El reality de Trump, por Santiago Roncagliolo
El reality de Trump, por Santiago Roncagliolo
Santiago Roncagliolo

En lo de hacerse notar, Donald Trump es un éxito. En menos de dos semanas como presidente, ha indignado a mujeres y defensores de los inmigrantes. A la vez, ha asustado a las grandes multinacionales, una combinación inédita. Ha obligado al presidente mexicano a cancelar su visita de Estado y provocado el veto de Europa contra su embajador. Les ha buscado las pulgas a iraníes, a chinos y hasta al secretario general de la ONU. Casi dos millones de ingleses han firmado una petición para que se le prohíba a Trump entrar en su país. Cinco millones de personas han firmado otra contra él, un poco por todo. Incluso líderes de su propio partido como John McCain y Arnold Schwarzenegger se han llevado las manos a la cabeza.

Sin duda, es un récord. Nadie había sido capaz de enfadar a todo el mundo –literalmente– en tan poco tiempo.

Por extremas que sean, no está claro que las medidas del presidente den resultados. Por ejemplo, el veto de visados contra siete países musulmanes pasa por alto un detalle: los terroristas que han atentado en Estados Unidos durante los últimos años son todos ciudadanos estadounidenses. 

Tampoco es evidente la efectividad del muro en la frontera para contener la migración mexicana.

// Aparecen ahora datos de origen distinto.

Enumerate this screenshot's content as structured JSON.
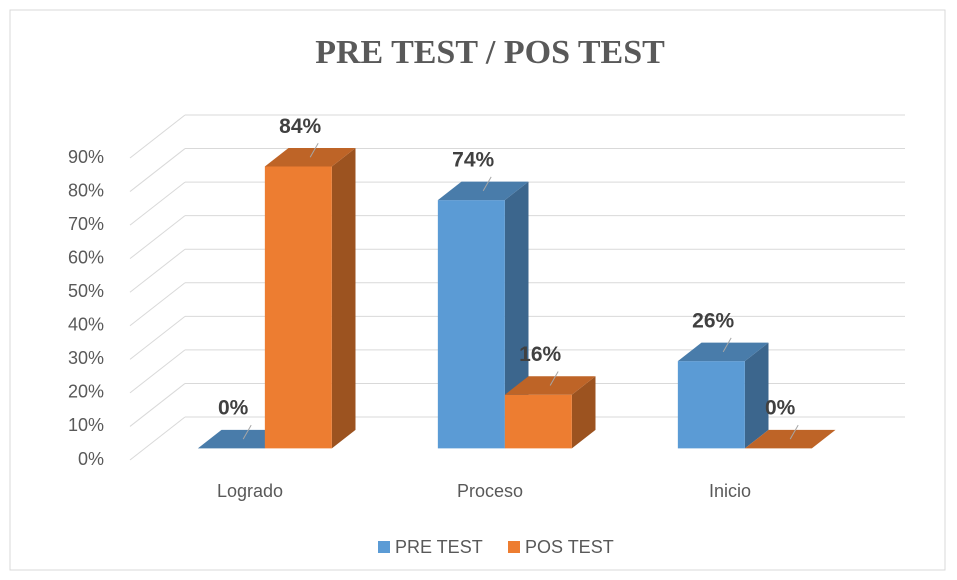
{
  "chart_data": {
    "type": "bar3d",
    "title": "PRE TEST / POS TEST",
    "categories": [
      "Logrado",
      "Proceso",
      "Inicio"
    ],
    "series": [
      {
        "name": "PRE TEST",
        "color": "#5b9bd5",
        "values": [
          0,
          74,
          26
        ],
        "value_labels": [
          "0%",
          "74%",
          "26%"
        ]
      },
      {
        "name": "POS TEST",
        "color": "#ed7d31",
        "values": [
          84,
          16,
          0
        ],
        "value_labels": [
          "84%",
          "16%",
          "0%"
        ]
      }
    ],
    "ylim": [
      0,
      90
    ],
    "yticks": [
      {
        "value": 0,
        "label": "0%"
      },
      {
        "value": 10,
        "label": "10%"
      },
      {
        "value": 20,
        "label": "20%"
      },
      {
        "value": 30,
        "label": "30%"
      },
      {
        "value": 40,
        "label": "40%"
      },
      {
        "value": 50,
        "label": "50%"
      },
      {
        "value": 60,
        "label": "60%"
      },
      {
        "value": 70,
        "label": "70%"
      },
      {
        "value": 80,
        "label": "80%"
      },
      {
        "value": 90,
        "label": "90%"
      }
    ],
    "grid": true,
    "legend": "bottom"
  }
}
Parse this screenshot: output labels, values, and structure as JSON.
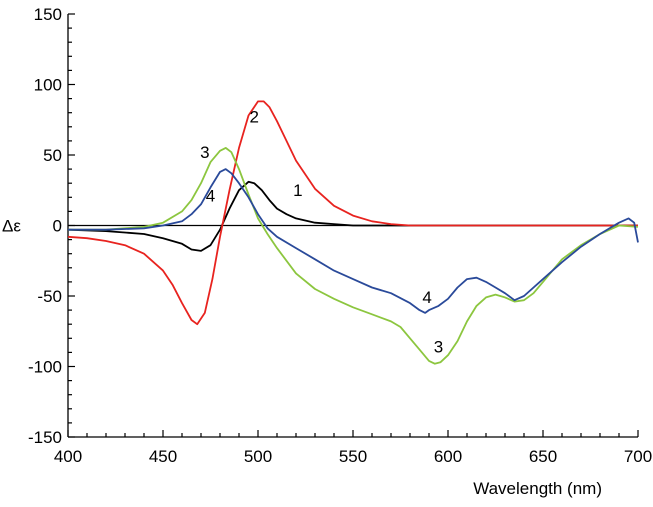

Y, desde luego, si Trump espera que México financie el muro mediante impuestos a sus productos, quienes pagarán al final serán los consumidores de Estados Unidos.

Evidentemente, el presidente Trump tiene acceso a esta información. Pero entonces, ¿por qué se esmera en destrozar 70 años de trabajo diplomático? ¿Qué necesidad hay de manejar las relaciones internacionales como un elefante en una cristalería? 

Muchos de sus detractores acusan a Trump de ser simplemente incompetente e inexperto. Se equivocan. Sí que piensa, y con mucha claridad. Es solo que piensa en otra cosa. A saber: en sí mismo.

El nuevo presidente, curtido en apariciones de cine y televisión, tiene un papel que cumplir. Dijo a sus votantes que él sería diferente, y ahora debe darle a la audiencia lo que compró. Según su discurso, todos los políticos saben lo que hay que hacer, pero al tomar el poder, se venden al sistema y olvidan sus promesas. En cambio Trump, como todo actor, se debe a su público (un público que comparte sus valores: el 48% de sus compatriotas aprueba el veto contra musulmanes).

Las decisiones de la Casa Blanca son tan apresuradas que ni siquiera esperan informes del Ministerio del Interior o de sus propios asesores legales. Tienen que ser trepidantes, porque funcionan con el ritmo de un programa de televisión. Si la gente se aburre, cambia de canal. Para que no caiga la audiencia, por ejemplo, el presidente ha colocado al mando del Consejo de Seguridad Nacional al director de un periódico sensacionalista. 

Mientras firma leyes a lo bruto, Trump es increíblemente detallista para criticar a su competencia: los medios de comunicación. Veta a CNN, acusa a los informativos de sembrar el caos y tuitea compulsivamente contra cada periódico que lo critique. Incluso contra el programa cómico donde lo parodiaron, o la revista que hizo una mala crítica de uno de sus restaurantes. Su objetivo real no es político, sino mediático: quiere que su personaje monopolice el ‘share’.

Trump sabe perfectamente lo que hace. Solo que no dirige un país. Conduce un ‘reality show’. Y si el ráting lo exige, está dispuesto a convertirlo en una película de terror.